PARTS of rural Britain have become a ‘poachers’ paradise’ because of reductions in police manpower, West Somerset’s MP has claimed.

Conservative Ian Liddell-Grainger says a cynical disregard of rural crime by police forces has exposed livestock farmers to huge and unsustainable losses.

Now, he says, the Government must prioritise the countryside as it implements its pledge to increase police manpower.

However Avon and Somerset Police says it has maintained the neighbourhood teams of PCs and PCSOs based in the district’s communities, including rural areas, throughout the austerity period.
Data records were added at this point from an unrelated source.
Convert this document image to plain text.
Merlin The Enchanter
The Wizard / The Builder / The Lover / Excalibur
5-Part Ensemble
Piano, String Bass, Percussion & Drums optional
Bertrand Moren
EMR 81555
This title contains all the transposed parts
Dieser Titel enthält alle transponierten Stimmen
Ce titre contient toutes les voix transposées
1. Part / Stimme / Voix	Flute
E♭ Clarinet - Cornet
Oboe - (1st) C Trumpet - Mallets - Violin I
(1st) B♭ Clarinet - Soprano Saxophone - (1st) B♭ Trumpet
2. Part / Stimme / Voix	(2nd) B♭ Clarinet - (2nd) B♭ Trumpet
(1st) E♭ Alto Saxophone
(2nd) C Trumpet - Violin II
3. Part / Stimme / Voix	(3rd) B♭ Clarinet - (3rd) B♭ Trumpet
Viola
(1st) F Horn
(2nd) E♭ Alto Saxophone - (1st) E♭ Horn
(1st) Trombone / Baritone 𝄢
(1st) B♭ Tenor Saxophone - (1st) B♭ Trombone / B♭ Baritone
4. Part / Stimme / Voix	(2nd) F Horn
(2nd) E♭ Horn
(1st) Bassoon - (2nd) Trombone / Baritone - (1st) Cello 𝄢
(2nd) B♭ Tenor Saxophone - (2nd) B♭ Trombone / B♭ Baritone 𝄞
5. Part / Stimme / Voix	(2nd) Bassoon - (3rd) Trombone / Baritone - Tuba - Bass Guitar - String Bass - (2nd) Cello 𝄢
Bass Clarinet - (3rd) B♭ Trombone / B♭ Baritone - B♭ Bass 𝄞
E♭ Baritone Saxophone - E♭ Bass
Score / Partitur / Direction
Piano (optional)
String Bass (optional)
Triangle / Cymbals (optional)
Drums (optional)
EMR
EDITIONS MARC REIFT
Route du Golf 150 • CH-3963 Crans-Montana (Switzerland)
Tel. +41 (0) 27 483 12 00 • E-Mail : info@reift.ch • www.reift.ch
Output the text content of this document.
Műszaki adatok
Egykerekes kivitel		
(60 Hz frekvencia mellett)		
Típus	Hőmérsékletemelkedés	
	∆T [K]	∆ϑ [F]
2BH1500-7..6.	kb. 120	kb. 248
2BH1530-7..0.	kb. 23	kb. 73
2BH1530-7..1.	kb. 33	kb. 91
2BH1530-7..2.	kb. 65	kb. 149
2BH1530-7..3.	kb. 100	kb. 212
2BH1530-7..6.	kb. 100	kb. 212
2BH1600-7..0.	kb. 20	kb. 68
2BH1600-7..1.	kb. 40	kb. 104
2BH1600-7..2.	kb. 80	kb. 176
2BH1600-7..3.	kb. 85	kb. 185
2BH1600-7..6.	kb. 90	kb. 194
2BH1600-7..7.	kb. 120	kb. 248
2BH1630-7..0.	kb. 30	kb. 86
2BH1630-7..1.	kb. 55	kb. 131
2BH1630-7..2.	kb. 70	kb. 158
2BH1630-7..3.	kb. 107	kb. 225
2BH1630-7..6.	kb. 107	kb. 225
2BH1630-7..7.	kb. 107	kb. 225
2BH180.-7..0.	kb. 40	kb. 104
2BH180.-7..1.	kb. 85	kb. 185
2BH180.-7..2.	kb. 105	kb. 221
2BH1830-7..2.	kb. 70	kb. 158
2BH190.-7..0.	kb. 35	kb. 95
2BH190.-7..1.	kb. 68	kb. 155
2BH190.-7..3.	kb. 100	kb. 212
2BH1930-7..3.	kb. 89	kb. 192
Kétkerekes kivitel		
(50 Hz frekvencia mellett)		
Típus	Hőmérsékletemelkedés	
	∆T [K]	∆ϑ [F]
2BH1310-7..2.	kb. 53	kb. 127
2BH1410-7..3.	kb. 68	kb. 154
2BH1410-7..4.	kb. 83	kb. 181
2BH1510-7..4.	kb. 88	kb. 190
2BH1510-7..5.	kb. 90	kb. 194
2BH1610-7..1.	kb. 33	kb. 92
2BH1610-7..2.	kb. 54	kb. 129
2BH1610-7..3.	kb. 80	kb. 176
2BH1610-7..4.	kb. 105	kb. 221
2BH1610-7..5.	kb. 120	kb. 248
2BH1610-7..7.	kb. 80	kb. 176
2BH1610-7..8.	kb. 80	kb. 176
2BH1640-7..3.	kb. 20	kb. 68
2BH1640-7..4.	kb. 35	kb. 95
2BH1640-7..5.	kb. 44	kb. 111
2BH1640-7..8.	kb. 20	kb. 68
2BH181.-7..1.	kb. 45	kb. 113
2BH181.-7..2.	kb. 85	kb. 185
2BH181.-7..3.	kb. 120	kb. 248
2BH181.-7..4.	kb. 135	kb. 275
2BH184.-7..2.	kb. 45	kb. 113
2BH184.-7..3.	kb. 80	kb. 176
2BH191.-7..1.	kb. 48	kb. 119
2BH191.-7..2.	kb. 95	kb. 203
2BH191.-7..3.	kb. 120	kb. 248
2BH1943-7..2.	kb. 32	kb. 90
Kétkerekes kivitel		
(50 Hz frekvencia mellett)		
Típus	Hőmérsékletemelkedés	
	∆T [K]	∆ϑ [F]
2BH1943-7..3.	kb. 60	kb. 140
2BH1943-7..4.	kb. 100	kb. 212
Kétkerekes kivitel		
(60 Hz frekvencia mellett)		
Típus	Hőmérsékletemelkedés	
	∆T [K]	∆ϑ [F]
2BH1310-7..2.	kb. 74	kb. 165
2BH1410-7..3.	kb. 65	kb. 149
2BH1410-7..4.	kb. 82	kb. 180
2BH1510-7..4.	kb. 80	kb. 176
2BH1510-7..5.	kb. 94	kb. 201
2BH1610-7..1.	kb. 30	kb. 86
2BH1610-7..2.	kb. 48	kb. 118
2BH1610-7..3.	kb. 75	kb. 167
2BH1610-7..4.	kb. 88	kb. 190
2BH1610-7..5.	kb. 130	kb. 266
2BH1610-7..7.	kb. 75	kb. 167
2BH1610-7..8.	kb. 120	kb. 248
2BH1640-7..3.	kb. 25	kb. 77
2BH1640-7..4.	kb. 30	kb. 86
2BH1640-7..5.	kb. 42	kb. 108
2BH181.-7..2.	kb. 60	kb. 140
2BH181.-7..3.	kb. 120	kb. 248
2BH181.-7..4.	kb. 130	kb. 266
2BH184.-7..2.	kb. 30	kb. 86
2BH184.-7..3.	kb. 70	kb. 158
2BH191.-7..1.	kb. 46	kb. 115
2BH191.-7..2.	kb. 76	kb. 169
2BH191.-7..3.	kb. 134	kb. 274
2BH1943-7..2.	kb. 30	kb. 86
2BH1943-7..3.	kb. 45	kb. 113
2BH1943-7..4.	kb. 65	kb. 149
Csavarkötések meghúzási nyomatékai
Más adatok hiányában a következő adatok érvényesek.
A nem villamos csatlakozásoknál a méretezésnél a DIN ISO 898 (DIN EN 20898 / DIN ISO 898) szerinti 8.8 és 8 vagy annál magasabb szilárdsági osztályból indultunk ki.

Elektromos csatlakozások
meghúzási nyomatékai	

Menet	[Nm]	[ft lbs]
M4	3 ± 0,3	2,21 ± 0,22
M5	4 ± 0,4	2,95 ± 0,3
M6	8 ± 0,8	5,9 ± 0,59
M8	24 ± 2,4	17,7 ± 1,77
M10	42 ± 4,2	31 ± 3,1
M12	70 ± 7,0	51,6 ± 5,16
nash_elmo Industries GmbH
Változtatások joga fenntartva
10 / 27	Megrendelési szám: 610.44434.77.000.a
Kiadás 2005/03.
Mr Liddell-Grainger said the gradual withdrawal of police resources from the countryside was now leaving farmers unacceptably exposed to the activities of criminal gangs.

“Rustlers are getting more and more brazen in their activities, their hauls are getting larger and they are even operating in daylight – all because they know the chances of them ever getting caught are close to zero,” he said.

“The days when police would organise observation patrols in areas where rustling was known to be taking place have long gone. It’s become a poachers’ paradise out there."

Mr Liddell-Grainger said complaints about the lack of police in the countryside had continued to mount up.

He added “Farmers have pretty much given up hope of ever recovering stolen machinery or equipment; all they are offered is a crime number to pass on to their insurers.”

Avon and Somerset Police says it kept the neighbourhood teams of PCs and PCSOs - including in rural areas - despite austerity measures imposed by the government.

A police spokesman said: “We’ve had to make difficult decisions to close police stations and have lost more than 700 police officers from other teams.

“However during this time we have also invested in a Rural Crime Team whose role is to engage with our rural communities, offering support, sharing information on criminal activity, promoting crime prevention advice and encouraging people to report incidents.

"Our Rural Crime Forum is another way we listen and we urge people to join Farm Watch.

“Our figures show a reduction in reported rural crime since 2017 of 36 per cent.
“There were 1176 incidents given a rural crime tag in 2017, 1,010 in 2018 and 747 last year.
“In 2018 we had two reported incidents in which the theft of sheep or cattle were recorded, which increased in 2019 to six.

“We always encourage people to report crime. We need to have an accurate picture of what’s happening, so that we can deploy our resources most effectively.”

Avon and Somerset Police and Crime Commissioner Sue Mountstevens she was aware of the devastating impact rural crime can have on local people.

PCC Mountstevens said: “Despite police cuts in recent years, we have invested in a Rural Crime Team who have continued to engage with rural communities, offer crime prevention advice, share information about criminal activity and reassure local people. 

"We have also invested in a Wildlife Officer who encouraging local people to report wildlife crime and working with various partner organisations to tackle this issue.

“We encourage people who live in rural communities to join Farm Watch, Horse Watch or Neighbourhood Watch schemes. 

"By working together with the police and sharing knowledge, local people can help the Constabulary to deter criminals.”